実測


 実験をしていますと、いろいろな値を測定します。データ処理をするうちに誤差が生じたりすることもありますので、実測値が最も説得力があります。とはいえ・・・

 ある学生が先生に実験の報告をしていた。「この反応を追跡しましたところ、TLCでRf値が0.50の原料が消失して、0.46の位置にスポットが現れました。その後、そのスポットの代わりに0.54のRf値を持つスポットが現れました。」先生は「それは原料が消費されて、違う骨格になった後に、さらに構造が変化したということか?」と尋ねた。「Rf値がこんなに変わっているんで、そうやと思います。」「じゃあ、いっぺん反応混合物のNMRを測定してみ。
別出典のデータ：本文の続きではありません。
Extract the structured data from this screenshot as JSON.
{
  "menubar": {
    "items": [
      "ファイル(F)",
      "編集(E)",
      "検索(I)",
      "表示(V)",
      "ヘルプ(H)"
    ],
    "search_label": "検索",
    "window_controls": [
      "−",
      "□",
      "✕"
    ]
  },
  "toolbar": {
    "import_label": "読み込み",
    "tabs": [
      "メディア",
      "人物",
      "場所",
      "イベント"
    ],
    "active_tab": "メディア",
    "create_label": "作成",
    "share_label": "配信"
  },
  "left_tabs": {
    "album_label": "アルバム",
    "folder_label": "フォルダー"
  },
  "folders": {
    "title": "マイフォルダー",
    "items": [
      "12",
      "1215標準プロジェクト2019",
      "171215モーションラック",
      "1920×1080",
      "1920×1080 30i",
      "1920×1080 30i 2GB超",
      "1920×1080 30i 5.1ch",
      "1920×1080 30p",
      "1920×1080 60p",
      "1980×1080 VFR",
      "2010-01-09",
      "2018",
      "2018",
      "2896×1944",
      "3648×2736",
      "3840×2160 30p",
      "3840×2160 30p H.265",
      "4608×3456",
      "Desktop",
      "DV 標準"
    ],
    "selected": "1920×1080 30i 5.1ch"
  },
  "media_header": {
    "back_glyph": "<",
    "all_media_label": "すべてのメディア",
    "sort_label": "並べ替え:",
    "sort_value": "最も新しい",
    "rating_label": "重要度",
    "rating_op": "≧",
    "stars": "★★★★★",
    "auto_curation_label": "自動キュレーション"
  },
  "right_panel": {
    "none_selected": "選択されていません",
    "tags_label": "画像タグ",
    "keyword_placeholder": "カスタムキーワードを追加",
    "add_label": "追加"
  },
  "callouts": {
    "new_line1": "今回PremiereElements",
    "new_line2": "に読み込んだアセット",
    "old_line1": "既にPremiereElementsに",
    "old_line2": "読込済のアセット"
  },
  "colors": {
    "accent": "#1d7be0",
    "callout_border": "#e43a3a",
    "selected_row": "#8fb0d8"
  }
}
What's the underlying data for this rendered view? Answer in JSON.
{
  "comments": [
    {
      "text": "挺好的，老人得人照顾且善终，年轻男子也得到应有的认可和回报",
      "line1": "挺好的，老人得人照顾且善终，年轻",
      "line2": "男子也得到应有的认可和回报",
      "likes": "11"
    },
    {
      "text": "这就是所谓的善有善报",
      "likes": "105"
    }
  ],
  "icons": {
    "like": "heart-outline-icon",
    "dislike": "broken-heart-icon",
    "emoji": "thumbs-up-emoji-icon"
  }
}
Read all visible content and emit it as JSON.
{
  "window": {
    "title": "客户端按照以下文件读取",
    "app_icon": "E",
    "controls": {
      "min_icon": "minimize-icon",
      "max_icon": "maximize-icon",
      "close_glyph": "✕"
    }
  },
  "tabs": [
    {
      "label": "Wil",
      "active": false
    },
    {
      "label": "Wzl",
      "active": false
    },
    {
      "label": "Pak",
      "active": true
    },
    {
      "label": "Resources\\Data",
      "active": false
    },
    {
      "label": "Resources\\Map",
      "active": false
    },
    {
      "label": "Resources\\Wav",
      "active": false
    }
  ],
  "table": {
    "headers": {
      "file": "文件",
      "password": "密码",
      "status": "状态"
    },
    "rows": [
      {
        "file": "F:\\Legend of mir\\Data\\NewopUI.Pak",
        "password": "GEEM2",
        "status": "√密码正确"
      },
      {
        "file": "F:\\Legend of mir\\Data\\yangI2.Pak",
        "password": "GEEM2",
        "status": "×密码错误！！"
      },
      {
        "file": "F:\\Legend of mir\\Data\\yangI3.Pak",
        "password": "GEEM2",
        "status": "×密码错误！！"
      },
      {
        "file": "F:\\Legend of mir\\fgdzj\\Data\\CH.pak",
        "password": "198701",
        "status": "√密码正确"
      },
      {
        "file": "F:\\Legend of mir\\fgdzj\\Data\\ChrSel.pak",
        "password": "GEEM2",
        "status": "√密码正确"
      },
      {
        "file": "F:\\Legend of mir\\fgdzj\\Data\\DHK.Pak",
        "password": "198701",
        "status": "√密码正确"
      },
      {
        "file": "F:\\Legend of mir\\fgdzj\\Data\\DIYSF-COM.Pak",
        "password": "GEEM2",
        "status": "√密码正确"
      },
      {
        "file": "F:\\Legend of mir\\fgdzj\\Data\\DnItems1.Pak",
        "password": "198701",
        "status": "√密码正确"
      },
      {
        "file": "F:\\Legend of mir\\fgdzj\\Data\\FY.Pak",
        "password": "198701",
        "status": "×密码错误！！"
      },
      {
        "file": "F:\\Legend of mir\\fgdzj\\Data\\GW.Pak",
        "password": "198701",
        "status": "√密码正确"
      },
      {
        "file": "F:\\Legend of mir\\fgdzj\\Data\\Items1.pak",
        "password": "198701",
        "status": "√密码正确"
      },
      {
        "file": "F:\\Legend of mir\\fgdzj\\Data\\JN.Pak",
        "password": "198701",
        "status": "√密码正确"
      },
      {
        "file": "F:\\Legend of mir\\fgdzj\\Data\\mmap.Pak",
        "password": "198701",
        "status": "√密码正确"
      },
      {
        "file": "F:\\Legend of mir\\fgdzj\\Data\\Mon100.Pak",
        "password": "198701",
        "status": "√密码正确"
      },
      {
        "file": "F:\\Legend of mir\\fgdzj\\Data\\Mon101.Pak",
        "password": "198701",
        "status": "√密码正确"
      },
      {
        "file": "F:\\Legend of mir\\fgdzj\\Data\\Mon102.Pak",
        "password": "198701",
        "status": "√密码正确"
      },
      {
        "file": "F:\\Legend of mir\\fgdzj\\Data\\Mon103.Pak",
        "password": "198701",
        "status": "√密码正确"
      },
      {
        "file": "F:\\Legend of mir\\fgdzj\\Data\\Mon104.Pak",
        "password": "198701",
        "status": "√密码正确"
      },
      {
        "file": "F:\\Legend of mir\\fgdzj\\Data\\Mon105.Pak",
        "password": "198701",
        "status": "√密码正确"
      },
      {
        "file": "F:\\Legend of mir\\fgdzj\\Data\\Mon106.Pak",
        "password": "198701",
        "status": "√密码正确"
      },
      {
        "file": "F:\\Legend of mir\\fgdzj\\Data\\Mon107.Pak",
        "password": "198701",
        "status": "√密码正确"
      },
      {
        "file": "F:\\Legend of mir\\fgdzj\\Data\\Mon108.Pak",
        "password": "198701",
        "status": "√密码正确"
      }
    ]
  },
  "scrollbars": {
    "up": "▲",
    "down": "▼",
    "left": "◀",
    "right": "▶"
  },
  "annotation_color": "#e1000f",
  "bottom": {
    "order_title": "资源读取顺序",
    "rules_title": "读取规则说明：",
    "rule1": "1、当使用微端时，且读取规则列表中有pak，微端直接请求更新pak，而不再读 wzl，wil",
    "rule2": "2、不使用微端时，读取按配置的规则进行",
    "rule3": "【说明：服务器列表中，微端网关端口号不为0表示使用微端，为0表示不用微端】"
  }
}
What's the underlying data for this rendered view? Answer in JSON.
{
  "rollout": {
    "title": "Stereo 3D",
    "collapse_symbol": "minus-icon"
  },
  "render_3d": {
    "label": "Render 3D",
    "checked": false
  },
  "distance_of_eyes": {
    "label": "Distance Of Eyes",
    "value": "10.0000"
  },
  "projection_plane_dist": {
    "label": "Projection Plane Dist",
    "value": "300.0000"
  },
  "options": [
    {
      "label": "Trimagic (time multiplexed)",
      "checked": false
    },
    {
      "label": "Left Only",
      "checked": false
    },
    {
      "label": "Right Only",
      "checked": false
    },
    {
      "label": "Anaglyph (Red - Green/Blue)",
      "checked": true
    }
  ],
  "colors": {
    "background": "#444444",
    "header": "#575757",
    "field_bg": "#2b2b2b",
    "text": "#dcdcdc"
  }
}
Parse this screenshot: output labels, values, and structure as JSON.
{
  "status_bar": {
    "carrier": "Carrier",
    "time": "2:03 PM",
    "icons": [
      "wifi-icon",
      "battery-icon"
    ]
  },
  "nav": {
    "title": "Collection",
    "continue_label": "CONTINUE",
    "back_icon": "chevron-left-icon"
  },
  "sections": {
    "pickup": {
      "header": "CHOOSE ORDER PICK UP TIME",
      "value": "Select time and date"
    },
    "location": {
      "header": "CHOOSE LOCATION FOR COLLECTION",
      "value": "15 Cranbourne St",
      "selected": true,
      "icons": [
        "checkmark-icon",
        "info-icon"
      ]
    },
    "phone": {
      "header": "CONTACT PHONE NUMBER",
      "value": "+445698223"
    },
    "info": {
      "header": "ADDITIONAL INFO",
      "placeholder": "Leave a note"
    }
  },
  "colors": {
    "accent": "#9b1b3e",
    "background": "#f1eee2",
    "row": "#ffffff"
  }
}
」
 しばらくして戻ってきた学生は浮かない顔をしていた。「NMRを測定したんですけど、原料に戻っていました。」それを聞いた先生は「TLCのRf値って、どうやって計算してる?」「スポットが上がったスポットの位置をプレートの長さで割っています。」「溶媒がどこまで展開されたかはチェックしてへんの?」「そこはあんまり気にしてないです。」暫くの間、先生は言葉を発することができなかったのであった。

Rf値は溶媒が進んだ距離に対するスポットが進んだ距離の比ですので、展開溶媒がどこまで上がったかはちゃんとチェックしておきましょうね。